T74

COGNITIVE OUTCOMES FOLLOWING SERIAL KETAMINE INFUSIONS IN TREATMENT-RESISTANT BIPOLAR I/II DEPRESSION: RESULTS FROM A RANDOMIZED, MIDAZOLAM-CONTROLLED TRIAL

Danica Johnson — Diana Orsini1, Nelson Rodrigues2, Sara Di Luch1, Gabrielle Lovell1, Shreya Vasudeva1, Rodrigo Mansur1, Roger McIntyre1, Joshua Rosenblat1 1University of Toronto, 2University of Windsor

Background

Bipolar disorder is associated with significant cognitive impairment, particularly in memory, attention, processing speed, and executive functioning, which contributes to poor functional outcomes and reduced quality of life. Ketamine has been hypothesized to exert procognitive effects via neuroplastic mechanisms in addition to its antidepressant properties; however, evidence remains limited. Moreover, high doses and frequent use of ketamine have been associated with neurotoxicity. Critically, the cognitive effects of ketamine have not been systematically evaluated in bipolar depression, leaving its efficacy and safety in this population unclear.

Methods

Adults with treatment resistant bipolar I/II depression (TRBD; n=68) were randomized to receive four infusions over two weeks of either ketamine (0.5-0.75 mg/kg) or midazolam (0.02-0.03 mg/kg). Participants completed a comprehensive cognitive battery at baseline, Day 14, and Day 28, including the Digit Symbol Substitution Test (DSST), Trail Making Test Parts A and B (TMT-A/B), and California Verbal Learning Test–Second Edition (CVLT). Baseline impairment was defined as performance > 1.0 SD below ageadjusted normative means. Cognitive outcomes were analyzed using paired samples t-tests within treatment arms, baseline-adjusted ANCOVAs at Day 14 and Day 28, and linear mixed-effects models (LMMs).
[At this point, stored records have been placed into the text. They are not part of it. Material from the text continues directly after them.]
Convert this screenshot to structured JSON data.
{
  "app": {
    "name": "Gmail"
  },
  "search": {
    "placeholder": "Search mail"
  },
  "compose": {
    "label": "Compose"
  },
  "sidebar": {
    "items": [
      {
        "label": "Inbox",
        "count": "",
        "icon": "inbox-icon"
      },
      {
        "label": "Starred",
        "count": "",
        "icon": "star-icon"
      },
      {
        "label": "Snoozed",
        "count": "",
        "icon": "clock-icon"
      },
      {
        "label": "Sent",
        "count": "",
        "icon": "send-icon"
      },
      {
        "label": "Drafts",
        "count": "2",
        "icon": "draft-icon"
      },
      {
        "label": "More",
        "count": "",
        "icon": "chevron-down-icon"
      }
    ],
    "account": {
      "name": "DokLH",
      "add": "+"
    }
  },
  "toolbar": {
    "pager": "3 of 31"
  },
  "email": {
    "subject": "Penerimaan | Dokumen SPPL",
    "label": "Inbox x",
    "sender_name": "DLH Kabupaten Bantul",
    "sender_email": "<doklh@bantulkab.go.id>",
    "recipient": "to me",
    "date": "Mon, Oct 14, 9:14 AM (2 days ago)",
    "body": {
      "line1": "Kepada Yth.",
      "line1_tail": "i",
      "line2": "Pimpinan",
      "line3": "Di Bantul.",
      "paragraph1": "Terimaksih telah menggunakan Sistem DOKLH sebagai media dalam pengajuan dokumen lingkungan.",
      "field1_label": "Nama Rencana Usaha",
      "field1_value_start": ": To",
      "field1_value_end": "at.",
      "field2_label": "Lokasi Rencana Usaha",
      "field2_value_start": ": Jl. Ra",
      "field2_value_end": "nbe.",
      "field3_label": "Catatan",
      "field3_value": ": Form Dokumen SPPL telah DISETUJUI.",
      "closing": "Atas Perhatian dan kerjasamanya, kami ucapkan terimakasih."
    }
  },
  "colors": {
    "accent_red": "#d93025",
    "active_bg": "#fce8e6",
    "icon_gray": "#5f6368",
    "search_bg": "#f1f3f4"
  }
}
Subjective cognitive symptoms were assessed using the Montgomery-Åsberg Depression Rating Scale (MADRS) item 6.

Results

At baseline, substantial cognitive impairment was observed across executive function/processing speed (TMT-B, n = 37; TMT-A, n = 29; DSST, n = 15) and verbal learning and memory (CVLT list B, n = 29; trials 1–5 total, n = 28; trial 1, n = 23; long-delay free recall, n = 16; short-delay free recall, n = 14). Within-group analyses showed significant improvement in the ketamine group on the DSST, TMT-A, and MADRS item 6 at Day 14 and Day 28, and on CVLT trial 1, trials 1–5 total, short-and long-delay free recall at Day 28 (all p < .020; Cohen’s d = .069–1.34). Only the TMT-B did not show improvement at either timepoint. In the midazolam group, significant improvements were observed on the DSST, TMT-A, and TMT-B at Day 14 and Day 28, and on MADRS item 6 and multiple CVLT indices (trial 1, trials 1–5 total, list B, short-and long-delay free recall) at Day 28 (all p < .028; d = .27–1.15). Between-group ANCOVAs revealed no significant differences in cognitive outcomes at Day 14 or Day 28, except for higher CVLT list B scores with midazolam at Day 28 (mean difference = 1.04; F(1, 53) = 4.55, p = .038, ηp² = .079) and lower MADRS item 6 scores with ketamine at Day 14 (mean difference = -.951; F(1, 58) = 10.16, p = .002, ηp² = .149). Consistent with this finding, the only significant group-by-time interaction in the LMMs was MADRS item 6 (F(1, 128.78) = 3.28, p = .041).

Significance

Despite high rates of baseline cognitive impairment, ketamine did not produce superior cognitive improvement relative to midazolam across objective cognitive domains. Cognitive changes over time were largely similar between groups, suggesting nonspecific or practice-related effects. Importantly, the absence of adverse cognitive effects across a broad neuropsychological battery supports the short-term cognitive safety and tolerability of repeated intravenous ketamine administration in TRBD.